07.悪夢と優しい香りの間で
熱と悪夢に魘され、目を覚ますと優しい手が汗を拭っていた。白い手に握られた柔らかな濡れタオルが気持ちよくて、ほぅと息が漏れます。体の力が抜けて、今の自分は安全な場所にいるのだと実感しました。
夢と現の境目が曖昧で、目を閉じている時間に見た光景が現実のような気がして怖いのです。あの夜会の場で、誰もが私を責めました。婚約者の心を引き留めることも出来ない無能な女、貴族令嬢として失格だ、あなたには失望した、と。

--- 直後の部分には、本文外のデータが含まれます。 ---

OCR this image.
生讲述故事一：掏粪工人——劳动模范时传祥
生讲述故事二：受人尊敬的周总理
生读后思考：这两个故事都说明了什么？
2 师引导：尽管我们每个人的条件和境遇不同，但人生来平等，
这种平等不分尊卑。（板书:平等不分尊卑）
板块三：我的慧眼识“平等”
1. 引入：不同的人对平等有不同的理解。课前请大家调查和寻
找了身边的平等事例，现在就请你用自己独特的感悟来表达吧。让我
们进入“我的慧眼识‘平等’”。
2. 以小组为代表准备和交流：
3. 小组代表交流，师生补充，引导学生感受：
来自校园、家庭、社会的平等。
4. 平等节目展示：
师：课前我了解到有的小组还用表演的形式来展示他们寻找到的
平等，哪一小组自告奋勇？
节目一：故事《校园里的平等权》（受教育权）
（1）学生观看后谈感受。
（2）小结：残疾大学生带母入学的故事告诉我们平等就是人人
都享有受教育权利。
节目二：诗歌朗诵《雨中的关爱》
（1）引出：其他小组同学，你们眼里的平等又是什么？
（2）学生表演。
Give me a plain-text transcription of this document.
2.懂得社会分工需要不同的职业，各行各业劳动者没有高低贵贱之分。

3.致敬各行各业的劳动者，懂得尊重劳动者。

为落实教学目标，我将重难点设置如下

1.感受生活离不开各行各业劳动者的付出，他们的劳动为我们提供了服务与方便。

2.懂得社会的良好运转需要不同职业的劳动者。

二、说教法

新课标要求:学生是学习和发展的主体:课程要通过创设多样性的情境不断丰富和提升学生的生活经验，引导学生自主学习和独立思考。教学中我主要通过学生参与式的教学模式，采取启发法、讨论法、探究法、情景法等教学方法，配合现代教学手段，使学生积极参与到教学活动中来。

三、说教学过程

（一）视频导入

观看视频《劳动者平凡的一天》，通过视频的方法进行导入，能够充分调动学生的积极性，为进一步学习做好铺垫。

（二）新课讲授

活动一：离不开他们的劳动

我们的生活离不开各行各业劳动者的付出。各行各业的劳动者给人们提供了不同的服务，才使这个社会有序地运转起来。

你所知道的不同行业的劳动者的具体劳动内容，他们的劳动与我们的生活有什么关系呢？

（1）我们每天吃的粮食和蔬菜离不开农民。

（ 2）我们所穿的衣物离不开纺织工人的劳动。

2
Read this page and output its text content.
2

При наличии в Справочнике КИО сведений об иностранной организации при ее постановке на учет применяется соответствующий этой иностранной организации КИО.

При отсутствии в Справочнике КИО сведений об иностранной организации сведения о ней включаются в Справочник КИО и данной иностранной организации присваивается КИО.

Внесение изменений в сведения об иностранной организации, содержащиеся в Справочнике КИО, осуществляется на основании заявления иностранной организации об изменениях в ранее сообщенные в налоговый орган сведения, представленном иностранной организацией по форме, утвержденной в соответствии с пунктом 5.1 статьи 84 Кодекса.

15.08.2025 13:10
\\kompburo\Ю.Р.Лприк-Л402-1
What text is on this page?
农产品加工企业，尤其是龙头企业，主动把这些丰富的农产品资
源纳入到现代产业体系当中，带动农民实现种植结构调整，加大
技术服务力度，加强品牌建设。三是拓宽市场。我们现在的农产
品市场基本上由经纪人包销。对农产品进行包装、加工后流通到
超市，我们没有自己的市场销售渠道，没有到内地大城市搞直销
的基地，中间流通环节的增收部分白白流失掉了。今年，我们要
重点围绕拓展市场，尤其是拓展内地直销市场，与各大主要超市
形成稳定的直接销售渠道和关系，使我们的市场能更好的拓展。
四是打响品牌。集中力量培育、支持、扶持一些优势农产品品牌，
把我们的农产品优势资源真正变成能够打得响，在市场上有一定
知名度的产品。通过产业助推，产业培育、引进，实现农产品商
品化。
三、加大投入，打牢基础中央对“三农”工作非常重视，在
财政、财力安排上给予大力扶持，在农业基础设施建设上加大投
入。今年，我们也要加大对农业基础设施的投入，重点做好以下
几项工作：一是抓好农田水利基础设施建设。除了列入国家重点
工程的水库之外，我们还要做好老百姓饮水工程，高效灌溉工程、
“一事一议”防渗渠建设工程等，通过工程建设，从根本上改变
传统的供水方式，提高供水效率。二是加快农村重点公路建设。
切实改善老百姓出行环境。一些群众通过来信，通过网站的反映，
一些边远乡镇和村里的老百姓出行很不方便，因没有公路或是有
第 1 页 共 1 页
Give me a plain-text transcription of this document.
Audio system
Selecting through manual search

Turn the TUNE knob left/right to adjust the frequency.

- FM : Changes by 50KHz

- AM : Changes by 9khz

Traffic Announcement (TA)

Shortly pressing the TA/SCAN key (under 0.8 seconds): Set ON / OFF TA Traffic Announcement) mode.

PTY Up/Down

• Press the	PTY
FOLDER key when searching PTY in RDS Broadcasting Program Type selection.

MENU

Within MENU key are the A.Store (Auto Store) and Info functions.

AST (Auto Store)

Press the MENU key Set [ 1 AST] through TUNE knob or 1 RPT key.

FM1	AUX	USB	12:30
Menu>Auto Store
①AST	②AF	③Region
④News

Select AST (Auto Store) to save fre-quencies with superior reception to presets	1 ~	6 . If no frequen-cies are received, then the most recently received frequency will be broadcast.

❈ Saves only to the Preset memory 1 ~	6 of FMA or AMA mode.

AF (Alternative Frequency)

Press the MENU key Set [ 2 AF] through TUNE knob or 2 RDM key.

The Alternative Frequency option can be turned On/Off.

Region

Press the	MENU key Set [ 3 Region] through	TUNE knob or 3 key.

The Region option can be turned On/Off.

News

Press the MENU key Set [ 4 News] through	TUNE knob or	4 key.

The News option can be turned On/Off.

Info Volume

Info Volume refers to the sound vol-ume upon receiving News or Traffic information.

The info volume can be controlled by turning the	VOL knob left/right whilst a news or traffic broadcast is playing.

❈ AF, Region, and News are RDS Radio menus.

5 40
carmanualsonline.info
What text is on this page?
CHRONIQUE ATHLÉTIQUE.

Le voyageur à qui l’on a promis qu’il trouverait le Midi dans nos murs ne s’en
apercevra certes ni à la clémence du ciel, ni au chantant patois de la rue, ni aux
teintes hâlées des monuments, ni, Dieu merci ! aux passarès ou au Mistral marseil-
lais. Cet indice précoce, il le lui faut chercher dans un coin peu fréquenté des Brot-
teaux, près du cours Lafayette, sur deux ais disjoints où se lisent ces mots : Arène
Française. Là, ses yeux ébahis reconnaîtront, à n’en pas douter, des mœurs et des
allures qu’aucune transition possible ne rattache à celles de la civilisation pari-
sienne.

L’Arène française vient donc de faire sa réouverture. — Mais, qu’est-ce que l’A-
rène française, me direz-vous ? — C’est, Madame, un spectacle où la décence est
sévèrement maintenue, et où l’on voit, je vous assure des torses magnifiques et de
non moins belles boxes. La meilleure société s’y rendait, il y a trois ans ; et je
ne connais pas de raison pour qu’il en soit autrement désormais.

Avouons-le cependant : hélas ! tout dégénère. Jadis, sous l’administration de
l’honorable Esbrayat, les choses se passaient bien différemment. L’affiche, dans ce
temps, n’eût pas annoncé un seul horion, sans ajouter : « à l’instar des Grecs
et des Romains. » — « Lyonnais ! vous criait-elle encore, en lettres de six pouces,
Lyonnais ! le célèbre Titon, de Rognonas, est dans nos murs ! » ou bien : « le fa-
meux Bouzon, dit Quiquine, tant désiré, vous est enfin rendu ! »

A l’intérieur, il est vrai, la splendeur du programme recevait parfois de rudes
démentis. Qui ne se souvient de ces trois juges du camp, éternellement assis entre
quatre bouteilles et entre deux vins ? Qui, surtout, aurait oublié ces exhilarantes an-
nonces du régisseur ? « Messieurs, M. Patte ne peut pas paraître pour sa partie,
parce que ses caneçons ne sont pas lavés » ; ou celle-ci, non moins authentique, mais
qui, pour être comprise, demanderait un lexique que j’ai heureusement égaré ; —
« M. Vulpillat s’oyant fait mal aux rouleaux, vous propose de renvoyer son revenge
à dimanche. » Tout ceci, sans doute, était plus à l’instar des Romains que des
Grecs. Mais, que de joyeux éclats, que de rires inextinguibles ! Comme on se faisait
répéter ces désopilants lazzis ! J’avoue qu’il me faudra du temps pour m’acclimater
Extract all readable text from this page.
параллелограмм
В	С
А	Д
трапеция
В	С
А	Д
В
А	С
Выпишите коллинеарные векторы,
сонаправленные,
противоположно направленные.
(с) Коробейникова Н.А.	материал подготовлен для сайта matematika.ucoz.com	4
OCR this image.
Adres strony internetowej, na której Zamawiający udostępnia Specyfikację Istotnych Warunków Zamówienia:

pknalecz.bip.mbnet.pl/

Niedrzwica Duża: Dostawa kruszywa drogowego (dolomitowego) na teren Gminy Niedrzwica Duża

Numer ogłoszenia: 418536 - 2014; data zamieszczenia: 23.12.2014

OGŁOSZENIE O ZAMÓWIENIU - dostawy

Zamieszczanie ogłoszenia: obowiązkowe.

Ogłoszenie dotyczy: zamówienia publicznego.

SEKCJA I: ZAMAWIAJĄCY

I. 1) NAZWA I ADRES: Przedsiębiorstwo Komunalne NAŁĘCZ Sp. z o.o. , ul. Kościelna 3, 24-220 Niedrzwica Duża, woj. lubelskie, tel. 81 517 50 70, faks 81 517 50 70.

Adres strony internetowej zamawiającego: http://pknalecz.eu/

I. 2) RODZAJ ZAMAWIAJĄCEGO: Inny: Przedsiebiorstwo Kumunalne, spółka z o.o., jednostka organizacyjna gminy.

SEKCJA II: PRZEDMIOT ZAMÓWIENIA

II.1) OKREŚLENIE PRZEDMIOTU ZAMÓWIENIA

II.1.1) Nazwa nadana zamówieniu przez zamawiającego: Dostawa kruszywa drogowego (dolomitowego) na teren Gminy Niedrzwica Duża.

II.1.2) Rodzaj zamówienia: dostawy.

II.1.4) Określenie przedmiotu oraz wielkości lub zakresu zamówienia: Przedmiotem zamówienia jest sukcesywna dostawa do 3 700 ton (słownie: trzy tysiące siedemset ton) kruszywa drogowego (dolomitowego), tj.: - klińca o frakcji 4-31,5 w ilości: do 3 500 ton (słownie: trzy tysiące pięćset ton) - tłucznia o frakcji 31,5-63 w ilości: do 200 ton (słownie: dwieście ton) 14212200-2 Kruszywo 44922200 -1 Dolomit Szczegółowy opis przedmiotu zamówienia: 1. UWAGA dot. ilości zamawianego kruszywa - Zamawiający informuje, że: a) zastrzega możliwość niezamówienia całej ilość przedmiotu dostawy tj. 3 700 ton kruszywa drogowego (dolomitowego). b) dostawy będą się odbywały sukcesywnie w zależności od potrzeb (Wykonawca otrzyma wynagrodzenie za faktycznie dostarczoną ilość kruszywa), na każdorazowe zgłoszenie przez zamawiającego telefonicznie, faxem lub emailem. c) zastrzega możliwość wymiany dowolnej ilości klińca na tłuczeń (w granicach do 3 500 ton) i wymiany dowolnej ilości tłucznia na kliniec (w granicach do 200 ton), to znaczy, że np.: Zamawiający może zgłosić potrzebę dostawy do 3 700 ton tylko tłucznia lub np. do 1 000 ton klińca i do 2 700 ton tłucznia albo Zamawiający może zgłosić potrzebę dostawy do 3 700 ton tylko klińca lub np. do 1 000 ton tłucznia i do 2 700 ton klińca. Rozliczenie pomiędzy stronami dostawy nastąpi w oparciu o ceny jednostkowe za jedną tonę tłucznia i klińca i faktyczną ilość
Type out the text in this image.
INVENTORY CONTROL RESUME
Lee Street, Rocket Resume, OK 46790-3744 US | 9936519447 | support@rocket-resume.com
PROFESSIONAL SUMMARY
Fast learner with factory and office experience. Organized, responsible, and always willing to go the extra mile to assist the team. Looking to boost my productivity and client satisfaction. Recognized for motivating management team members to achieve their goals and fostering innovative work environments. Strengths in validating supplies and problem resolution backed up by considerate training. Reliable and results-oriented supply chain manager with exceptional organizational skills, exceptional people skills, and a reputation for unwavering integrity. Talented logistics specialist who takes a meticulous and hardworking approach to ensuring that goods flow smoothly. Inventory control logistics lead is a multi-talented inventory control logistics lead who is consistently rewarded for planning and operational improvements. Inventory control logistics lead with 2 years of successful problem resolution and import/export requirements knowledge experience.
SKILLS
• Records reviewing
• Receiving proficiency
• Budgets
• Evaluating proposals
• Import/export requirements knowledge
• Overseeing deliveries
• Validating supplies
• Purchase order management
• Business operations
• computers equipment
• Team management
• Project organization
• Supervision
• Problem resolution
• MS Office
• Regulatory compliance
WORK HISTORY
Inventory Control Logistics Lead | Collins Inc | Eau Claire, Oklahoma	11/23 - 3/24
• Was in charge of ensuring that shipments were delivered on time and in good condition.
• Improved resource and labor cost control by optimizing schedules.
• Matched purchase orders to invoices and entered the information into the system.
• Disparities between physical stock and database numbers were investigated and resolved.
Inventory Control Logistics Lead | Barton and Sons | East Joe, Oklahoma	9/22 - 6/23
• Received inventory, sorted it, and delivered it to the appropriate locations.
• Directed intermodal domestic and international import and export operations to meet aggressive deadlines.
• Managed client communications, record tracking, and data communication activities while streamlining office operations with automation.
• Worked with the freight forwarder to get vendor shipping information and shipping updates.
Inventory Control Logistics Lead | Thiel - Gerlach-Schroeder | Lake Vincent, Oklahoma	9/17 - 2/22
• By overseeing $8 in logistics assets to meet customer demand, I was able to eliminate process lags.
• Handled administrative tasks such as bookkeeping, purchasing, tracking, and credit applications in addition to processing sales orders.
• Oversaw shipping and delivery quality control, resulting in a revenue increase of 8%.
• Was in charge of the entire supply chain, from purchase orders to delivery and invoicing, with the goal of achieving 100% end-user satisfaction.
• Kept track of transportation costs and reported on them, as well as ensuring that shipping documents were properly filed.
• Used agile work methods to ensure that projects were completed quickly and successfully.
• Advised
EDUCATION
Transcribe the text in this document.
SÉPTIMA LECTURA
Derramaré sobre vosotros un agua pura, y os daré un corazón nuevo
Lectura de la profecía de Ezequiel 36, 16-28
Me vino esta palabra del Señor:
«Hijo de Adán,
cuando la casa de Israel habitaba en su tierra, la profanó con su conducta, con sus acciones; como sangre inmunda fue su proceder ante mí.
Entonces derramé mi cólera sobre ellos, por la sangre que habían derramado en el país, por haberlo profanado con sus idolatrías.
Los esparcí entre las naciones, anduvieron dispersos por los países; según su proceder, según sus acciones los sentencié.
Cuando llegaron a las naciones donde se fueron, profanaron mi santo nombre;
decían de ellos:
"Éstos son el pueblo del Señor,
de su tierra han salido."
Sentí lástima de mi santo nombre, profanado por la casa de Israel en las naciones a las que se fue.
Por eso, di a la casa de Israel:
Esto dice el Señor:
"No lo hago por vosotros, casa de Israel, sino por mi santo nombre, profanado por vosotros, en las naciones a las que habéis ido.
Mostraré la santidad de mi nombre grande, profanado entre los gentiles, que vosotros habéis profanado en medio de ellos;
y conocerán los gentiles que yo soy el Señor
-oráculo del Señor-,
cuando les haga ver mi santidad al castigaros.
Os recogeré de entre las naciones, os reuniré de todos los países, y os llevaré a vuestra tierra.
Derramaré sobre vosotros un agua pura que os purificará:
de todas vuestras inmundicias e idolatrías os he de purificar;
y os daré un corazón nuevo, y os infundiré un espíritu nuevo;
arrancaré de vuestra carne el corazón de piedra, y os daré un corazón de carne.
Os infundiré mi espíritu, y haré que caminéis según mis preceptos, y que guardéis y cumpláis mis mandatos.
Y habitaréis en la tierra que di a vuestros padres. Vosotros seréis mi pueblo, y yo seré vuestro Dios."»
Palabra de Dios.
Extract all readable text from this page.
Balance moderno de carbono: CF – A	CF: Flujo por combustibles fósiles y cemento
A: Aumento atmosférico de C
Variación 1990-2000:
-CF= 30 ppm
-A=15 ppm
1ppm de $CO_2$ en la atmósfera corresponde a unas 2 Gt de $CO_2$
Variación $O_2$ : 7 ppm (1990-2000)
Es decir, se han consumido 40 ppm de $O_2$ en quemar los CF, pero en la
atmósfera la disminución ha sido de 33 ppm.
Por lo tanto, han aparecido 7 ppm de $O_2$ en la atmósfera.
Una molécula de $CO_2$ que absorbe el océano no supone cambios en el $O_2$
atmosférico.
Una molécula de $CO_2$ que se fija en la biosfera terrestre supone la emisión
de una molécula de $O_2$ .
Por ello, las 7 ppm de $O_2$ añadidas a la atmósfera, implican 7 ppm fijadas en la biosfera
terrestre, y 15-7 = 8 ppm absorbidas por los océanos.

美しく気高い王妃様が悲しそうに眉を寄せて、伸ばした私の手を振り払いました。そんなことなくて、実際は倒れかけた私を支えてくださったのに。
「起きたの? 水は飲めそうかしら」
夢の中でしょうか。王妃であるリーディア様が優しく微笑み、私の額に手を当てていました。ひんやりと冷たく感じて、頬が緩みます。夢なら夢でいいの。王妃様が私に失望して泣いていないなら、これは悪夢ではないのだわ。
「まだ熱が下がらないわ。本当に病ではないのね」
誰かに念押しし、頷く王妃様のお顔を見上げる。お父様やお母様のいる領地を出て、王妃教育のために幼い頃から王都におりました。両親より長く一緒に過ごした王妃様は、実母のように私を愛してくださる。言われた勉強をこなしマナーを身に着けるたび、褒めていただいた。
この方を失望させるのは、私自身を否定されるようで辛い。潤んだ目はぼんやりと輪郭を映すのみで、表情まで読み取れなかった。
「ルーナ、病気ではないの。安心して。心が疲れてしまったのね……ゆっくりお休みなさい」
「はい……」
掠れた声で答えた私の口に水を含ませた綿が触れ、吸い込むと柑橘の香りがした。果実水なのかしら。寝ていても零さず飲めると教えてくださったのも、王妃様だった。子どもの頃に熱を出して、看病していただいて以来だわ。
「あ……」
「いいからお休みなさい。すべて、元気になったら聞くわ」
お礼を重ねようとしたのに、察した様子で目の上に手を置かれてしまった。冷たく絞ったタオルに触れた王妃様の指は冷えている。いえ、私が発熱しているから冷たく感じるのよ。この方はいつも優しく、とてもいい香りがする。視覚を制限された分、香りをいつもより強く感じた。
「母上」
「あなたはまだよ。ルーナが起き上がれるようになるまで、この部屋への立ち入りは禁止します」
頭の上で交わされる言葉をぼんやりと意識の片隅で聞きながら、ふわふわした夢の中に戻っていく。もう悪夢は見たくないの。目を閉じて意識を手放した。今度こそ、夢を見ませんように。
私はそのまま3日間も熱に魘され、ご迷惑をおかけすることになった。